Critique : Lorsque l’on songe à un film évoquant les luttes sociales, on pense à des grèves, des récits de parcours de vie, des situations du quotidien où l’on montre les difficultés. Mais lorsque Manon Ott décide de filmer une cité des Mureaux, elle en fait de l’art, se débarrasse de la forme documentaire journalistique, trop linéaire, pour n’en faire jaillir que les flammes poétiques de ceux qui vivent ce quartier, cette banlieue si souvent stigmatisée.

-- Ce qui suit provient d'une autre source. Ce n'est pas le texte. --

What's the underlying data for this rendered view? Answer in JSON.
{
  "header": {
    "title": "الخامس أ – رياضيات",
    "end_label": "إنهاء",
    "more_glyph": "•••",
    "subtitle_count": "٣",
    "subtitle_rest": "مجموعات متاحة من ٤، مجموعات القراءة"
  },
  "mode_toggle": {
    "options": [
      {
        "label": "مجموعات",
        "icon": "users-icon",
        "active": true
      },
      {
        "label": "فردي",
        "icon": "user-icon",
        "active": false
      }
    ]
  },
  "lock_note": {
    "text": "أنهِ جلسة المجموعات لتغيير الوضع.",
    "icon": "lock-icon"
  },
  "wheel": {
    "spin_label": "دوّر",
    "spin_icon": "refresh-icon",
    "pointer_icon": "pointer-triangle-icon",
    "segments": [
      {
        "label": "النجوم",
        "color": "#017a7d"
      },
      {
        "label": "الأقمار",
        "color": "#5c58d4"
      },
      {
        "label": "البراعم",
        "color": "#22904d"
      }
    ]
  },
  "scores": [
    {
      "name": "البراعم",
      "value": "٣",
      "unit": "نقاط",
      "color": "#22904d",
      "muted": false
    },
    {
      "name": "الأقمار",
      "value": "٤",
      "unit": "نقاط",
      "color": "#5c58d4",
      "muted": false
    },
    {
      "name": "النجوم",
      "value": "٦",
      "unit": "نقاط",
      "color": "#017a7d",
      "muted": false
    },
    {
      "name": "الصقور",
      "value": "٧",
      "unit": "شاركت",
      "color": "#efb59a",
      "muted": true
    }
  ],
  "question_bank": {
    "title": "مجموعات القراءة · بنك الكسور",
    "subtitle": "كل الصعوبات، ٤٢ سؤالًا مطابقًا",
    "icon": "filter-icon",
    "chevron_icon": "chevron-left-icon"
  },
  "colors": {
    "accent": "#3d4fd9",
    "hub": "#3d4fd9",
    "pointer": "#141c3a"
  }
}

En choisissant de filmer en noir et blanc, la réalisatrice souligne la dimension poétique de son projet. Donner la parole aux habitants qu’elle a choisi, c’est leur permettre non pas de se raconter, eux, personnellement, mais d’illustrer un propos qui n’a d’autre ambition que de définir le prolétariat d’aujourd’hui. Que pensent-ils de leur situation ? Quels sont leurs rêves, leurs espoirs, leurs joies ? Les portraits successifs à l’écran permettent de livrer à l’écran les facettes de cette définition : de la vie difficile à l’usine, du déclassement social, des ambitions perdues, des perspectives ou du lien à la citoyenneté. Leurs noms ne sont pas inscrits à l’écran lors des témoignages : nous sommes bien dans un film, pas dans un reportage pour les médias. Le noir et blanc, c’est aussi un clin d’œil au long métrage La Haine de Mathieu Kassovitz qui retraçait une journée aux côtés de la jeunesse des banlieues en pleine révolte. Là encore, le format du film privilégie une journée, une nuit, une aube, comme un parcours de vie.

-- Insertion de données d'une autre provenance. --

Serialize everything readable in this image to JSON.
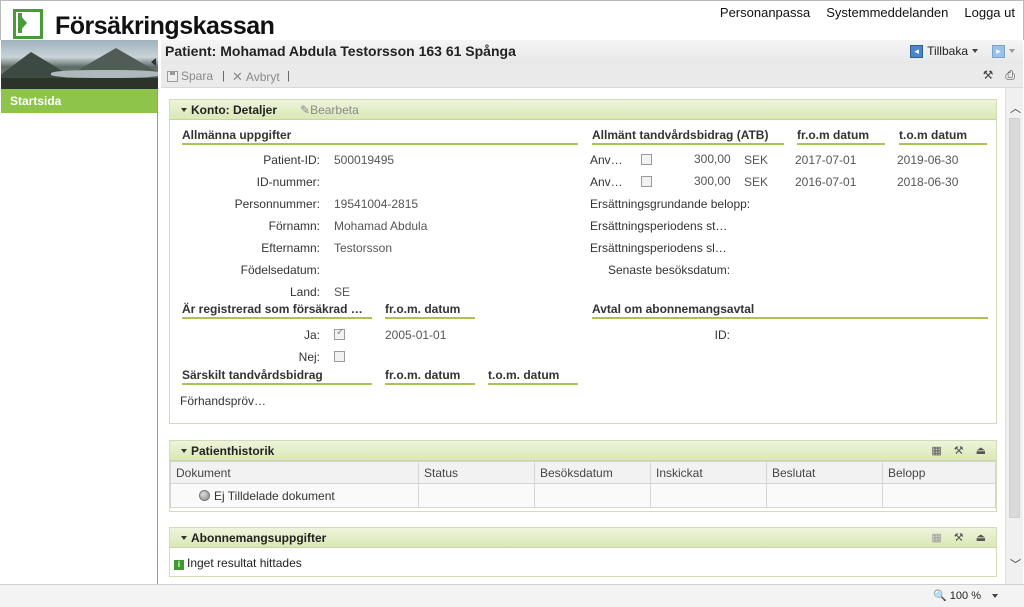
{
  "brand": "Försäkringskassan",
  "top_links": {
    "personalize": "Personanpassa",
    "system_messages": "Systemmeddelanden",
    "logout": "Logga ut"
  },
  "page_title": "Patient: Mohamad Abdula Testorsson 163 61 Spånga",
  "back_label": "Tillbaka",
  "toolbar": {
    "save": "Spara",
    "cancel": "Avbryt"
  },
  "nav": {
    "startsida": "Startsida"
  },
  "konto": {
    "title": "Konto: Detaljer",
    "edit": "Bearbeta",
    "general": {
      "heading": "Allmänna uppgifter",
      "patient_id_label": "Patient-ID:",
      "patient_id": "500019495",
      "id_nummer_label": "ID-nummer:",
      "personnummer_label": "Personnummer:",
      "personnummer": "19541004-2815",
      "fornamn_label": "Förnamn:",
      "fornamn": "Mohamad Abdula",
      "efternamn_label": "Efternamn:",
      "efternamn": "Testorsson",
      "fodelsedatum_label": "Födelsedatum:",
      "land_label": "Land:",
      "land": "SE"
    },
    "atb": {
      "heading": "Allmänt tandvårdsbidrag (ATB)",
      "from_heading": "fr.o.m datum",
      "to_heading": "t.o.m datum",
      "rows": [
        {
          "label": "Anv…",
          "amount": "300,00",
          "currency": "SEK",
          "from": "2017-07-01",
          "to": "2019-06-30"
        },
        {
          "label": "Anv…",
          "amount": "300,00",
          "currency": "SEK",
          "from": "2016-07-01",
          "to": "2018-06-30"
        }
      ],
      "ersattningsgrundande": "Ersättningsgrundande belopp:",
      "period_start": "Ersättningsperiodens st…",
      "period_end": "Ersättningsperiodens sl…",
      "senaste_besok": "Senaste besöksdatum:"
    },
    "insured": {
      "heading": "Är registrerad som försäkrad …",
      "from_heading": "fr.o.m. datum",
      "ja_label": "Ja:",
      "ja_checked": true,
      "ja_date": "2005-01-01",
      "nej_label": "Nej:",
      "nej_checked": false
    },
    "subscription": {
      "heading": "Avtal om abonnemangsavtal",
      "id_label": "ID:"
    },
    "special": {
      "heading": "Särskilt tandvårdsbidrag",
      "from_heading": "fr.o.m. datum",
      "to_heading": "t.o.m. datum",
      "forhandsprov": "Förhandspröv…"
    }
  },
  "history": {
    "title": "Patienthistorik",
    "columns": [
      "Dokument",
      "Status",
      "Besöksdatum",
      "Inskickat",
      "Beslutat",
      "Belopp"
    ],
    "row_label": "Ej Tilldelade dokument"
  },
  "abonnemang": {
    "title": "Abonnemangsuppgifter",
    "no_result": "Inget resultat hittades"
  },
  "zoom": "100 %",
  "colors": {
    "accent_green": "#8ec44a",
    "panel_header": "#dbe8b5",
    "section_underline": "#a8c456"
  }
}
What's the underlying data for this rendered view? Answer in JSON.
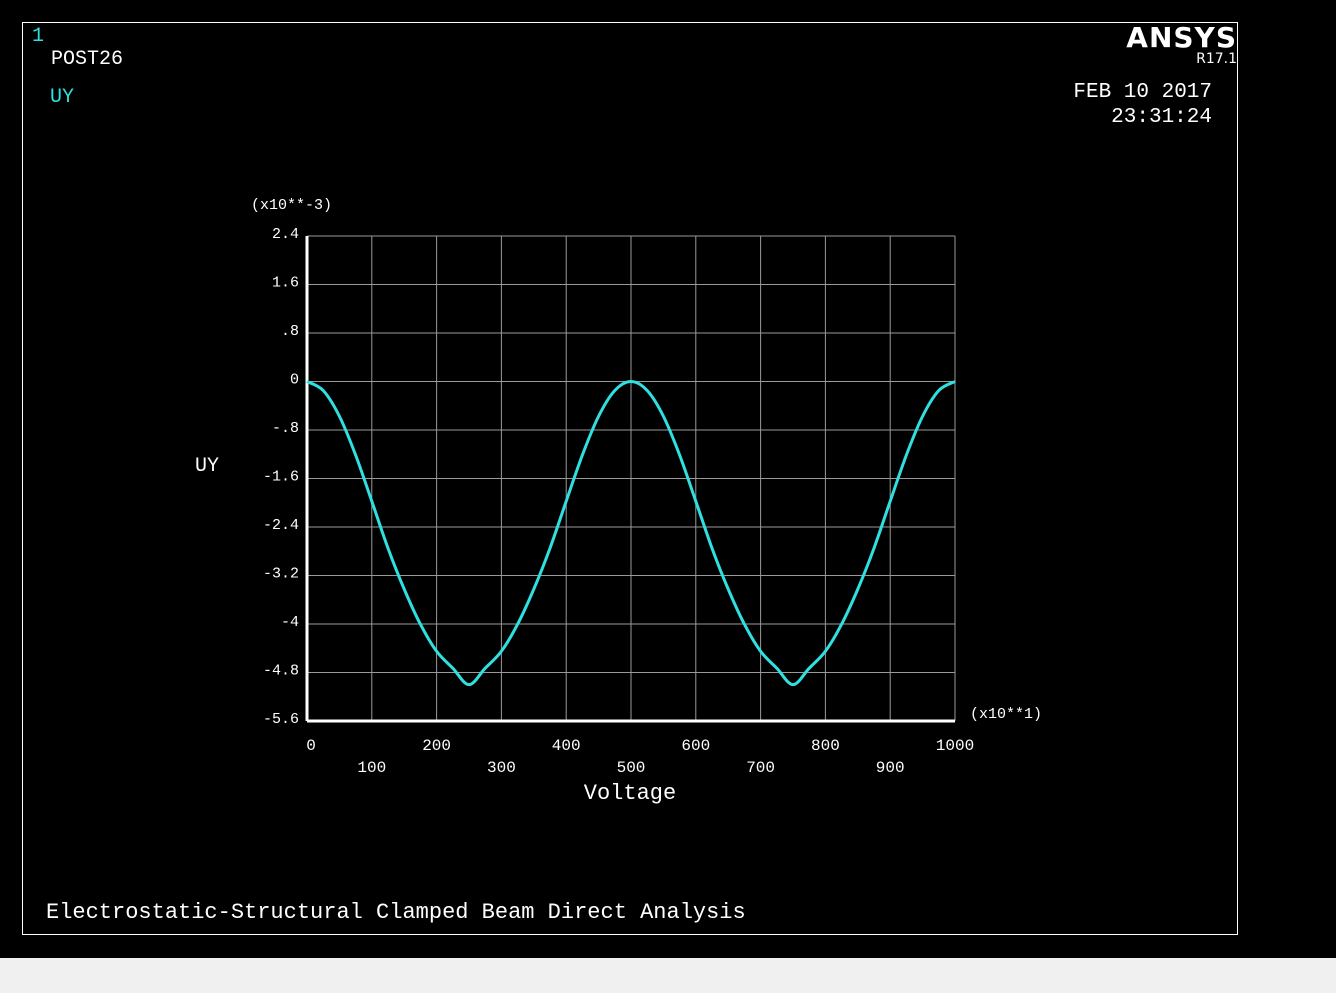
{
  "window": {
    "number": "1",
    "processor": "POST26",
    "variable": "UY"
  },
  "branding": {
    "logo": "ANSYS",
    "release": "R17.1"
  },
  "timestamp": {
    "date": "FEB 10 2017",
    "time": "23:31:24"
  },
  "footer": {
    "title": "Electrostatic-Structural Clamped Beam Direct Analysis"
  },
  "colors": {
    "background": "#000000",
    "curve": "#30e0e0",
    "grid": "#9a9a9a",
    "axis": "#ffffff",
    "text": "#ffffff"
  },
  "chart_data": {
    "type": "line",
    "xlabel": "Voltage",
    "ylabel": "UY",
    "x_multiplier": "(x10**1)",
    "y_multiplier": "(x10**-3)",
    "xlim": [
      0,
      1000
    ],
    "ylim": [
      -5.6,
      2.4
    ],
    "x_ticks": [
      0,
      100,
      200,
      300,
      400,
      500,
      600,
      700,
      800,
      900,
      1000
    ],
    "x_tick_labels": [
      "0",
      "100",
      "200",
      "300",
      "400",
      "500",
      "600",
      "700",
      "800",
      "900",
      "1000"
    ],
    "y_ticks": [
      2.4,
      1.6,
      0.8,
      0,
      -0.8,
      -1.6,
      -2.4,
      -3.2,
      -4,
      -4.8,
      -5.6
    ],
    "y_tick_labels": [
      "2.4",
      "1.6",
      ".8",
      "0",
      "-.8",
      "-1.6",
      "-2.4",
      "-3.2",
      "-4",
      "-4.8",
      "-5.6"
    ],
    "grid": true,
    "series": [
      {
        "x": [
          0,
          25,
          50,
          75,
          100,
          125,
          150,
          175,
          200,
          225,
          250,
          275,
          300,
          325,
          350,
          375,
          400,
          425,
          450,
          475,
          500,
          525,
          550,
          575,
          600,
          625,
          650,
          675,
          700,
          725,
          750,
          775,
          800,
          825,
          850,
          875,
          900,
          925,
          950,
          975,
          1000
        ],
        "y": [
          0,
          -0.149,
          -0.573,
          -1.212,
          -1.975,
          -2.75,
          -3.425,
          -4.004,
          -4.45,
          -4.729,
          -5.0,
          -4.729,
          -4.45,
          -4.004,
          -3.425,
          -2.75,
          -1.975,
          -1.212,
          -0.573,
          -0.149,
          0,
          -0.149,
          -0.573,
          -1.212,
          -1.975,
          -2.75,
          -3.425,
          -4.004,
          -4.45,
          -4.729,
          -5.0,
          -4.729,
          -4.45,
          -4.004,
          -3.425,
          -2.75,
          -1.975,
          -1.212,
          -0.573,
          -0.149,
          0
        ]
      }
    ]
  }
}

Mais ici, pas de révolte, de violence, juste des pensées, des images. C’est en cela que réside l’originalité de ce film : le spectateur n’est pas témoin d’un événement, il est simplement invité à des rencontres, sans voyeurisme, ni jugement. Ces simples discussions pourraient se dérouler n’importe où, avec des personnes d’horizons différents. C’est bien le parti pris de Manon Ott, par ailleurs chercheuse en sciences sociales : avoir étudié, rencontré, partagé avec ces habitants pendant des années, avant elle-même de s’installer aux Mureaux et aujourd’hui d’en faire un film. A travers cette immersion, le film devient une revendication politique.

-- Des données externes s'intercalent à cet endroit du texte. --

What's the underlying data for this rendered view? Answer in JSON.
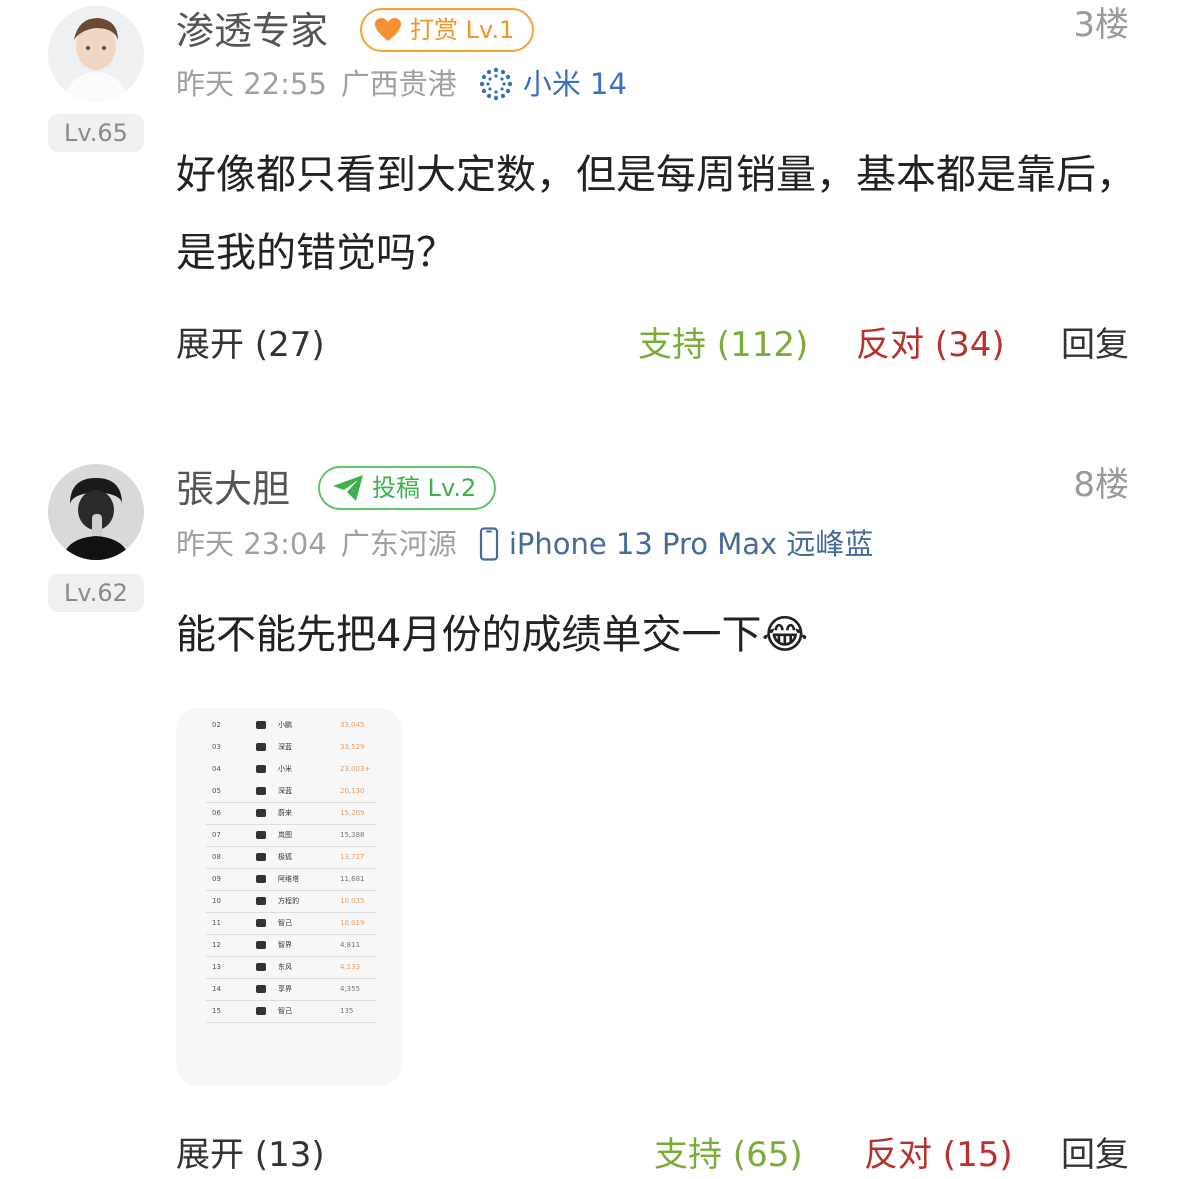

La classe ouvrière en mutation, c’est celle de l’échec de la République : alors que les plus anciens allaient travailler à l’usine par nécessité, sans même parfois parler la langue, ni avoir étudié, la génération actuelle, diplômée, se retrouve quant à elle contrainte, prisonnière de son quartier, son origine. La précarisation de l’emploi a cassé les luttes collectives, offrant certes le choix de ne pas aller à l’usine, mais pour travailler dans un autre secteur, loin de la chaîne, toutefois aussi contraignant et productiviste. Quand vient le soir, les lumières des villes sont comme des braises dans le paysage et la cité s’anime une nouvelle fois : musique, danse, balade, pourquoi pas un feu dans la nature… On se retrouve, on échange, on rêve. L’environnement est bruyant, la beauté réside alors dans la fugacité d’un moment, le groupe, dans le regard de celui qui aime l’endroit où il vit. « Mais c’est ici la maison ! », a-t-on entendu dans la bouche d’un jeune qui évoque la représentation politique qu’il n’attend plus. En donnant la parole à ceux que l’on ne connaît pas, la réalisatrice leur permet d’être écoutés, mais ne parvient pas à aller au-delà, ce qui donne au film un sentiment qui peut être joyeux, mais reste fataliste.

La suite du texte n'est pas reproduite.